By Mary Agnes Carey, CQ HealthBeat Associate Editor

November 26, 2007 -- The Centers for Medicare and Medicaid Services (CMS) on Monday sent a series of options to Capitol Hill to change Medicare hospital payment so that it is based on the quality of care a facility delivers.

The report, mandated by the budget-savings law (PL 109-171) signed last year by President Bush, would build upon an ongoing program that pays hospitals more Medicare money if they report data on various performance measures designed to assess quality. As part of a Medicare "Value-Based Purchasing Program," a percentage of the hospital's base operating payment for each discharge—its "diagnosis related group" or DRG payment—would depend on its quality performance.

"That's the heart of pay-for-performance. If you don't perform, you don't get paid as much," said Kerry Weems, CMS acting administrator.

Scenarios in the report would take between 2 and 5 percent from a hospital's DRG payment, with the money returned depending on how the hospital performed. Information on the quality of care a hospital provided would be posted on Medicare's Hospital Compare Web site, and the shift to a complete value-based purchasing system would take three years.

The report calls for giving hospitals a "Total Performance Score" in deciding payment amounts. The score would be based on the medical outcome of the treatment given as well as whether the facility followed certain clinical practices in treating various conditions. In addition, patient ratings of satisfaction with care delivered would be used to calculate the total score. Facilities would be rewarded for both improvement and for meeting national thresholds of care.

Congressional action would be needed before any changes could be made in how Medicare pays hospitals. The Senate Finance Committee, now developing legislation to stop a scheduled 10 percent cut in Medicare physician reimbursements, is considering cuts in payments to private Medicare plans run by insurers, called Medicare Advantage plans, and cuts to other Medicare providers as well.

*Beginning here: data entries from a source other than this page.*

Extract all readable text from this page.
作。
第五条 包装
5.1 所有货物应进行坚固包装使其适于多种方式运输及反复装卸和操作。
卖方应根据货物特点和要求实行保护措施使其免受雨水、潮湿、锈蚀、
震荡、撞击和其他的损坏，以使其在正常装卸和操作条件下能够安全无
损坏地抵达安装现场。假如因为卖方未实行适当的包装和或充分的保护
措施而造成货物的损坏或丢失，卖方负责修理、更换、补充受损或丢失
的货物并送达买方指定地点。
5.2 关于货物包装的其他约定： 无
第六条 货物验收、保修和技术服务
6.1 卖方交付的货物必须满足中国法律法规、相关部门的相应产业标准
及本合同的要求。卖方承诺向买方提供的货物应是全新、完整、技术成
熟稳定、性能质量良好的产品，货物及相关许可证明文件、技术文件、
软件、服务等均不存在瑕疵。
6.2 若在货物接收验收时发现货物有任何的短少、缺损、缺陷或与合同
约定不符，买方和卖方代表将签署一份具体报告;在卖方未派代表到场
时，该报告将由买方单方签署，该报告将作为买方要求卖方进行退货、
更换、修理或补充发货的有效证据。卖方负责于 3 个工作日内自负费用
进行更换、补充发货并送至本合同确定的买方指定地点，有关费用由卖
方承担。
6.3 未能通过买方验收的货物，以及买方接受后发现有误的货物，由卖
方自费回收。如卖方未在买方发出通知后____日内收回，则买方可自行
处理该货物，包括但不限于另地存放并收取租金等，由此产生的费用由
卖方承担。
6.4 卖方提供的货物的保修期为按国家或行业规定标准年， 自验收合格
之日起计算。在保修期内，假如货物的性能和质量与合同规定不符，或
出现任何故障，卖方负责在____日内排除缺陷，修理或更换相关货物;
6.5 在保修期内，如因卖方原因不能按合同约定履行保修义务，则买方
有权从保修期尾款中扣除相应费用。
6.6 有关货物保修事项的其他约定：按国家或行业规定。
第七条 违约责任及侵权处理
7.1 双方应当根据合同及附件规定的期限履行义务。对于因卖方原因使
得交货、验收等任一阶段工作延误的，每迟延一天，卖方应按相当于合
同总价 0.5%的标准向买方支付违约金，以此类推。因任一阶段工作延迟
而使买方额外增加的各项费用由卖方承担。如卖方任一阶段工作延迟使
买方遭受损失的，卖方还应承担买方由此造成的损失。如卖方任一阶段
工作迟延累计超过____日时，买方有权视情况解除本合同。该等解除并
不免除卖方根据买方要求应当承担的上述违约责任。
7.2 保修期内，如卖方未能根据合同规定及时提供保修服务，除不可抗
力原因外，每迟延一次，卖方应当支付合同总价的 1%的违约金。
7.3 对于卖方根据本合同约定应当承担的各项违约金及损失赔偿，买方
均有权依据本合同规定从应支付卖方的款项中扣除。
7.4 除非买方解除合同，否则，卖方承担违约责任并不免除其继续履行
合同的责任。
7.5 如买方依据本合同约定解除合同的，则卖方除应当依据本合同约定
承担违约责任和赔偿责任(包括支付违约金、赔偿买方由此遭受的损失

"If the Senate is going to take action this year, they probably have time to include this if it's their wish," Weems said in a telephone news conference with reporters. "Could this be used as a savings tool? The answer is yes, it could be, if that the way that Congress implemented it."

Hospital groups on Monday said while they share the goal of improving hospital quality, they did not want to see Medicare payments reduced as a way to accomplish that goal. The CMS report states that any pay-for-performance plan with Medicare and hospitals should be executed in a way that does not increase Medicare spending.

"The Federation really believes there needs to be a new pool of money for the incentive payments, and that the funds not come out of the base DRG rate because you're injuring the hospitals that need the funds to do the improvement," said Jayne Hart Chambers, senior vice president with the Federation of American Hospitals.

In a statement, Blair Childs, senior vice president, public affairs, at Premier Inc., a hospital consortium that has conducted a CMS pilot project on quality based payment, said the agency's plan "provides an excellent starting point for Congress" but added that such a program should "reward hospitals for quality gains and not be used as a cost-cutting program." Any savings from a value-based purchasing program should be used to help reward hospitals for improving the quality of care delivered, Childs said.

The American Hospital Association had no immediate comment on the CMS report.

Sen. Charles E. Grassley, R-Iowa, the ranking Republican on the Senate Finance Committee, said that value-based purchasing "is the kind of reform that every branch of our government ought to go after with full force ... Now that the plan is set, Congress needs to get the job done and pass additional legislation to start implementing value-based purchasing."

The powerful senior lobby AARP said linking payments to a hospital's performance may also help control health care costs, avoid unnecessary procedures, and decrease improper utilization. "We are pleased that Medicare is now taking concrete steps to begin tying a portion of hospital payments to their actual performance, rewarding both those that provide high quality and those that demonstrate meaningful improvement," said AARP Director of Public Policy John Rother.